Fischer, who was arguing on behalf of both Pennsylvania and New Jersey said it would violate the First Amendment if churches were unable to be exempt.

The problem, he said, is that the Trump rule is too broad, and would allow too many to skirt the mandate.

Justice Kavanaugh appeared to agree with Fischer on this point, but wondered aloud whether the Constitution granted the court the prerogative to intervene.

“The judicial role is not to put limits on agency discretion that the Congress has not put there,” he said.

All of this appears to suggest the possibility that Chief Justice John Roberts will cast the deciding vote in the case.

On Wednesday, he appeared skeptical of the government’s reliance on the Religious Freedom Restoration Act of 1993, a bipartisan law that seeks to ensure religious freedoms are protected, as the cornerstone for its argument.

“I wonder if your reliance on RFRA is too broad,” he said to Francisco at one point.

That will be one of the issues the justices will wrestle with as they conference over the case in coming weeks.

Roberts also seemed to be the centerist on the court as he questioned Paul Clement, the attorney for the Little Sisters of the Poor.

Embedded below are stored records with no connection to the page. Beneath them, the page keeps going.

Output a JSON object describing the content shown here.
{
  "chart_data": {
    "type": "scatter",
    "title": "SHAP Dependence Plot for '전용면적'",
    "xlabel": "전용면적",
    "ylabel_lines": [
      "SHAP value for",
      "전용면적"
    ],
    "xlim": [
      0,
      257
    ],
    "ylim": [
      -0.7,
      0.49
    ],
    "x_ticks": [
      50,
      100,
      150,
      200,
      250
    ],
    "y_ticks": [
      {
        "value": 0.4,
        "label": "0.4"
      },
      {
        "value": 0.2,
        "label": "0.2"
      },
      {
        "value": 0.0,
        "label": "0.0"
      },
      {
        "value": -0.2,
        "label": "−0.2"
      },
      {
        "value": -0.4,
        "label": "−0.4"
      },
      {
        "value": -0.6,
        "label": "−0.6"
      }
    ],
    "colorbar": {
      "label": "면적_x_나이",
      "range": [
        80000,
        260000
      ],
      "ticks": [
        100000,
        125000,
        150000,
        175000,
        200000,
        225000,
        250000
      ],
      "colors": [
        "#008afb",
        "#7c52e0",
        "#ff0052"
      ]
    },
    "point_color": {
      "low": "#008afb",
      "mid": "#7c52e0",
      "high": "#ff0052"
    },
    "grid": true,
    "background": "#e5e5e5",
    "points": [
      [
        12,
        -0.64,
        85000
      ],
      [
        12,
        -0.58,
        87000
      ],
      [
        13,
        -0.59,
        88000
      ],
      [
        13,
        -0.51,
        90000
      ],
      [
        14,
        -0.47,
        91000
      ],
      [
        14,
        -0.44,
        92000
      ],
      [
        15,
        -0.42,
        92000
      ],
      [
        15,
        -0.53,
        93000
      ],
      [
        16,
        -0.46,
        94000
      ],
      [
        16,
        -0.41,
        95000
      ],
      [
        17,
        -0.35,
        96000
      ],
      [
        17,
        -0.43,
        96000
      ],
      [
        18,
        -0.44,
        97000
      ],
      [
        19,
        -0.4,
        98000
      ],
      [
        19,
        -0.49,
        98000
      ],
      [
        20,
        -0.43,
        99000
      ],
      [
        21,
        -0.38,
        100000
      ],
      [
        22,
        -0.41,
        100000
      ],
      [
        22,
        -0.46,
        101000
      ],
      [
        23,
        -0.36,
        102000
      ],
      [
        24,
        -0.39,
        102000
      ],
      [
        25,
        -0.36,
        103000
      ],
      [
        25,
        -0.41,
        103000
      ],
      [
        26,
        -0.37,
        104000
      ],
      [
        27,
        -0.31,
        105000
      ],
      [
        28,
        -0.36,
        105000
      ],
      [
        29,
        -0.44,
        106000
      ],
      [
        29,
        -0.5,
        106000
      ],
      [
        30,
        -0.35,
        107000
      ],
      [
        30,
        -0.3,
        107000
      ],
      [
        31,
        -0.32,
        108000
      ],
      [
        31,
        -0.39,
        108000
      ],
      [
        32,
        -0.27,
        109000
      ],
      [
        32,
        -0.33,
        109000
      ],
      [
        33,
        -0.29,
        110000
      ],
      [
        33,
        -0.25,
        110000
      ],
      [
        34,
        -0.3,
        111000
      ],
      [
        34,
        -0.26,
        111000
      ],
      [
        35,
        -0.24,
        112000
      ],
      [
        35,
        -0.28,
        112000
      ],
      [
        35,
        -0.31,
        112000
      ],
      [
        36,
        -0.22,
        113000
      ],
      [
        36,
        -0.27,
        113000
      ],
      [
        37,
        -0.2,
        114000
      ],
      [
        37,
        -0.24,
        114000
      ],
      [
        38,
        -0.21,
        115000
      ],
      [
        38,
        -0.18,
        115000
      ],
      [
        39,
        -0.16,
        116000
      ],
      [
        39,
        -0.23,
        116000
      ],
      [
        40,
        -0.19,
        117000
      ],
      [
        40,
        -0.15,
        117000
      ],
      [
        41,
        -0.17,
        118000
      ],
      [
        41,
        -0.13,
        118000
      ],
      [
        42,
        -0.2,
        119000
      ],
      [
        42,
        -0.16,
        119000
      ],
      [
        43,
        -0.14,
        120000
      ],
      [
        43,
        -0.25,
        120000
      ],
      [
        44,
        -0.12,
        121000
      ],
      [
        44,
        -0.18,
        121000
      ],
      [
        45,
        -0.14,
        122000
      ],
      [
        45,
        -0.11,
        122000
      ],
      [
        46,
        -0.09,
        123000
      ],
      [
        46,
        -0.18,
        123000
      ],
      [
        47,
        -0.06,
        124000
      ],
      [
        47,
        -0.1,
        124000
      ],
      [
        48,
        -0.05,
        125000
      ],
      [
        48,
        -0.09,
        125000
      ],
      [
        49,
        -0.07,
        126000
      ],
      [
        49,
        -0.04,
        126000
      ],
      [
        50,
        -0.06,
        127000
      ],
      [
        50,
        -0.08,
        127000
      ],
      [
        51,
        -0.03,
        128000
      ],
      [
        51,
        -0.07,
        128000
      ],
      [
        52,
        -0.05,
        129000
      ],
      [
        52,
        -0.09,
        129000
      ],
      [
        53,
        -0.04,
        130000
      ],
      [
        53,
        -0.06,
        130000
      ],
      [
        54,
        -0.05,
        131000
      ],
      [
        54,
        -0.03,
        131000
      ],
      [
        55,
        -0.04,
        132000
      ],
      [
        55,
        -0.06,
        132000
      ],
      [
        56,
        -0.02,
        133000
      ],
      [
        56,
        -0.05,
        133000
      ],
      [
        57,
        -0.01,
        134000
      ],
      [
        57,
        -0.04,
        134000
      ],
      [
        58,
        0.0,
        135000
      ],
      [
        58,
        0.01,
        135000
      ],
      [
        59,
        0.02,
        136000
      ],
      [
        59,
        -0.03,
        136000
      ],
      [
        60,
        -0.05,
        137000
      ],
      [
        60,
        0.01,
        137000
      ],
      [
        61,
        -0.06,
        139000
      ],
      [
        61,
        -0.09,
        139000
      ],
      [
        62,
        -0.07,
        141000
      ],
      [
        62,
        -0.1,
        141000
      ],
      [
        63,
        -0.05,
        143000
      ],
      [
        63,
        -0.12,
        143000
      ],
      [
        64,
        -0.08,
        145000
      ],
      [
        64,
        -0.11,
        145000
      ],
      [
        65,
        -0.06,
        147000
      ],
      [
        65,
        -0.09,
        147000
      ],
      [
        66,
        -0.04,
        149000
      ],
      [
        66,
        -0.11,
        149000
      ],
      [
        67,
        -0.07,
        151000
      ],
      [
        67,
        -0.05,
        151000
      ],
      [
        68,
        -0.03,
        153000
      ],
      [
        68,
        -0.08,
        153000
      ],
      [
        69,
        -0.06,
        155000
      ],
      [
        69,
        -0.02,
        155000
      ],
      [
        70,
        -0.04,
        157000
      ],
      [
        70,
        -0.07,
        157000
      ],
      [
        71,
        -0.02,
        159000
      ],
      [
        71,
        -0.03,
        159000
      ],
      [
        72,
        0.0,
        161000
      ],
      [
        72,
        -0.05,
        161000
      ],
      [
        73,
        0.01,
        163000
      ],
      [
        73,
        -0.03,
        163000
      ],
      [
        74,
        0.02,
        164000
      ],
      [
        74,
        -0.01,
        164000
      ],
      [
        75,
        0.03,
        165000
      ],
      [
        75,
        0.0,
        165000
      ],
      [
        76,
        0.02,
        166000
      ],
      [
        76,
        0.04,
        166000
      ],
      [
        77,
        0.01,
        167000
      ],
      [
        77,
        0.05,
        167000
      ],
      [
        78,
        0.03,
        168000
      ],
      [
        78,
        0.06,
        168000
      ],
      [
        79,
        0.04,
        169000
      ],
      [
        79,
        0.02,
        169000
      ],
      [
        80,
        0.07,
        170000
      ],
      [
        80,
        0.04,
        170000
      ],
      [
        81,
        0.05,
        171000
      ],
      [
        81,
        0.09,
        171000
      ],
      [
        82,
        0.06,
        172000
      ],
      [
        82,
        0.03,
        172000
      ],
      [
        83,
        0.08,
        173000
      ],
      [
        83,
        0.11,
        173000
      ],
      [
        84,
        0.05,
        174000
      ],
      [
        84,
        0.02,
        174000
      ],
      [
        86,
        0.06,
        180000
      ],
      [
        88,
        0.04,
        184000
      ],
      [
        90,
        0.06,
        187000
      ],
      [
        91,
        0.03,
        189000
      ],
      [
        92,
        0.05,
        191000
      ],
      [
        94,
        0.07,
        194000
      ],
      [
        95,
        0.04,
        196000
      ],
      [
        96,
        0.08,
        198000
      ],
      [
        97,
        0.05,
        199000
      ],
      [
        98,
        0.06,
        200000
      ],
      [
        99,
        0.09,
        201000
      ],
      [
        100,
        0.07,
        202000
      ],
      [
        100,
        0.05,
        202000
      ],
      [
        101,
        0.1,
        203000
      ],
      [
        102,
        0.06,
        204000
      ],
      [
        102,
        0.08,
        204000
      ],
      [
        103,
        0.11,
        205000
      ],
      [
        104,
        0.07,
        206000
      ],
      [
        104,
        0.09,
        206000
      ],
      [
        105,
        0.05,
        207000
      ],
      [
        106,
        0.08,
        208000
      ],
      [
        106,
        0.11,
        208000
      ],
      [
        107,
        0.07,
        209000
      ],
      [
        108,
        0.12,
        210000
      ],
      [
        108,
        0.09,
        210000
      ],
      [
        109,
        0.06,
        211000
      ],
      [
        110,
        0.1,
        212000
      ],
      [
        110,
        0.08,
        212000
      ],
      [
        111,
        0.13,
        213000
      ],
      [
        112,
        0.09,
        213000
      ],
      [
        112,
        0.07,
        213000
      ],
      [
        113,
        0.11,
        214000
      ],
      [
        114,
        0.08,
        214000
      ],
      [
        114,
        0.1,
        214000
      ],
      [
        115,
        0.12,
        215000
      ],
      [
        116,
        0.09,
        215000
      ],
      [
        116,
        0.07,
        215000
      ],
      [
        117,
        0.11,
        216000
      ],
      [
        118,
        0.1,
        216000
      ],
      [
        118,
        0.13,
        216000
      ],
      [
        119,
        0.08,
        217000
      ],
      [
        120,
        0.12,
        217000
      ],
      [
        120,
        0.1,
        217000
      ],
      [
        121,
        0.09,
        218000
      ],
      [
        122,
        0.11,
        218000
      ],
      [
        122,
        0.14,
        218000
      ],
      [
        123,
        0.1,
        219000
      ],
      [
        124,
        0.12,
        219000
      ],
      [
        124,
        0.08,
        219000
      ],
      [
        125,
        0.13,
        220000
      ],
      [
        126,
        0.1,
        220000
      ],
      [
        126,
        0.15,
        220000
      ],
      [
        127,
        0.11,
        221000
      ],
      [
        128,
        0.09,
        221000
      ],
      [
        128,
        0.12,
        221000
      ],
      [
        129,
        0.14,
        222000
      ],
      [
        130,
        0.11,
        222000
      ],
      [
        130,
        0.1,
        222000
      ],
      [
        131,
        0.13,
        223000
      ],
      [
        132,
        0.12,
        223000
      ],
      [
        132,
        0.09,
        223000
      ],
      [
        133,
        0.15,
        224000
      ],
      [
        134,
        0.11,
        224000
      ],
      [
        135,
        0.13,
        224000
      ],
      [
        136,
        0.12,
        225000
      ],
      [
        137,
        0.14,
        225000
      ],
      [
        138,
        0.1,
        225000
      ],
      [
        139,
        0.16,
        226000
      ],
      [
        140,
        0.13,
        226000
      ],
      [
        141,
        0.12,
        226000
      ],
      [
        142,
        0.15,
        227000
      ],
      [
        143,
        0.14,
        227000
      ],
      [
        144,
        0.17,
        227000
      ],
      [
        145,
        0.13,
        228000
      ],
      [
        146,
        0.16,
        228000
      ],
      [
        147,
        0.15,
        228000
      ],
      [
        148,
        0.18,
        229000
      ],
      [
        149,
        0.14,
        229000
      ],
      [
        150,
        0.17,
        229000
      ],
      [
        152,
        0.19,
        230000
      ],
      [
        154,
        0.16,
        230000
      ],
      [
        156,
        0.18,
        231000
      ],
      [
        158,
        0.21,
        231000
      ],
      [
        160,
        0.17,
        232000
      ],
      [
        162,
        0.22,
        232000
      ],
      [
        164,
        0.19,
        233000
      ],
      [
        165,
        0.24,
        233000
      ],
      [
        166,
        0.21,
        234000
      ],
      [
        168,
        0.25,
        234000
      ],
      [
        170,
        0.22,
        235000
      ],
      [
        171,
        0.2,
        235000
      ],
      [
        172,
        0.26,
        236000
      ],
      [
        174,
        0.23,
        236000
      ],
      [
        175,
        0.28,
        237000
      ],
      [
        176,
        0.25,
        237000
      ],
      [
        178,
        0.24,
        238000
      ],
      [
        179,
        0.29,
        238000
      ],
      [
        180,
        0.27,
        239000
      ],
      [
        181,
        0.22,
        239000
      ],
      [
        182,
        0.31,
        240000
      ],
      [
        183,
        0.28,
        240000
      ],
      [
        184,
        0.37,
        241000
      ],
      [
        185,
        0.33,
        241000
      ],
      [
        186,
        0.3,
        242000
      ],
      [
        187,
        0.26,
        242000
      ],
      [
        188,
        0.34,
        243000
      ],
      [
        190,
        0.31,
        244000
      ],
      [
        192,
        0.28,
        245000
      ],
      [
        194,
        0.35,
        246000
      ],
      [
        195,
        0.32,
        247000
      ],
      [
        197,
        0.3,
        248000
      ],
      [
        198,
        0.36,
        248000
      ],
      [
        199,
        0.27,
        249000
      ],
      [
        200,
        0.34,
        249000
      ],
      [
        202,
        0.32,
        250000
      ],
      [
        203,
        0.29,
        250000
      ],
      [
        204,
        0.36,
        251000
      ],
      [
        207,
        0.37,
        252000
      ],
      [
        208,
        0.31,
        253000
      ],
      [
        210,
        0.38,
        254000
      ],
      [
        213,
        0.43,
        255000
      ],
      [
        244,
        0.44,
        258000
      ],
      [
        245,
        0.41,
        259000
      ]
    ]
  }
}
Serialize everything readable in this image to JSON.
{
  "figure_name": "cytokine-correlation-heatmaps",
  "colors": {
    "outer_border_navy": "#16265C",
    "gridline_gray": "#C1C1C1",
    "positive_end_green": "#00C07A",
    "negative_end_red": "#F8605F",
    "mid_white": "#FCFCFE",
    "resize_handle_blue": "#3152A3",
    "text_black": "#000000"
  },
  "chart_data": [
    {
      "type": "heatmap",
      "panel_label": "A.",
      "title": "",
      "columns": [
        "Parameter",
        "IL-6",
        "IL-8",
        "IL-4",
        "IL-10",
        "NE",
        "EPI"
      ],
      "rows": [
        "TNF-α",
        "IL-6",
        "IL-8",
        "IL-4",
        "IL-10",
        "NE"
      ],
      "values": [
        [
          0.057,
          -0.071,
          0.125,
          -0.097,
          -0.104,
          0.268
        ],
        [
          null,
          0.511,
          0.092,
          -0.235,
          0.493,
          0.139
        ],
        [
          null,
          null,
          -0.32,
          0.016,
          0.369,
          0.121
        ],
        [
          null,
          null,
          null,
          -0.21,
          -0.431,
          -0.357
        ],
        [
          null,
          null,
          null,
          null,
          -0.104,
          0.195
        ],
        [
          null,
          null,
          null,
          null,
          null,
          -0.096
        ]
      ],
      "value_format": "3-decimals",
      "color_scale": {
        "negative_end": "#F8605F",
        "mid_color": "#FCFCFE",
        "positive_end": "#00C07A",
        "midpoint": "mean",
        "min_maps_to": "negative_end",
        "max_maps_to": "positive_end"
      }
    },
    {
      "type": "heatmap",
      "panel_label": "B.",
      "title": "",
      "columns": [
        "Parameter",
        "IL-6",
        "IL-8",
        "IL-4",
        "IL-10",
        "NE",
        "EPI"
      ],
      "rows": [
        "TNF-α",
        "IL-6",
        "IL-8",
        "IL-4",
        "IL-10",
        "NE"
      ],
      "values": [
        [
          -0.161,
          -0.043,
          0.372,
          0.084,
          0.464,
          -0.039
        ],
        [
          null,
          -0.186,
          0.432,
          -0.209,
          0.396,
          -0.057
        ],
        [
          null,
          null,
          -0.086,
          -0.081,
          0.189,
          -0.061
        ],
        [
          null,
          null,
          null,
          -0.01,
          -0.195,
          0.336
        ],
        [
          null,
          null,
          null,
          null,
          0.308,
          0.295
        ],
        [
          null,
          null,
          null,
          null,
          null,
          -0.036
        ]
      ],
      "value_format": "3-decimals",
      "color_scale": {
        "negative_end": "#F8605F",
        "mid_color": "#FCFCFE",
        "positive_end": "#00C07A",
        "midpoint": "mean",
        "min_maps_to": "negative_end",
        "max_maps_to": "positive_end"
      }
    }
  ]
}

“Neither side in this debate seems to want the exemption to work,” he said at one point. “Is it really the case that there is no way to resolve those differences?”

Roberts sided with conservatives in a previous birth control case, the landmark 2014 case Burwell v. Hobby Lobby Stores, in which the court said that closely held for-profit corporations that have moral or religious objections to contraception can be exempt from the contraceptive mandate.

The court is likely to hand down its ruling in the case in late June.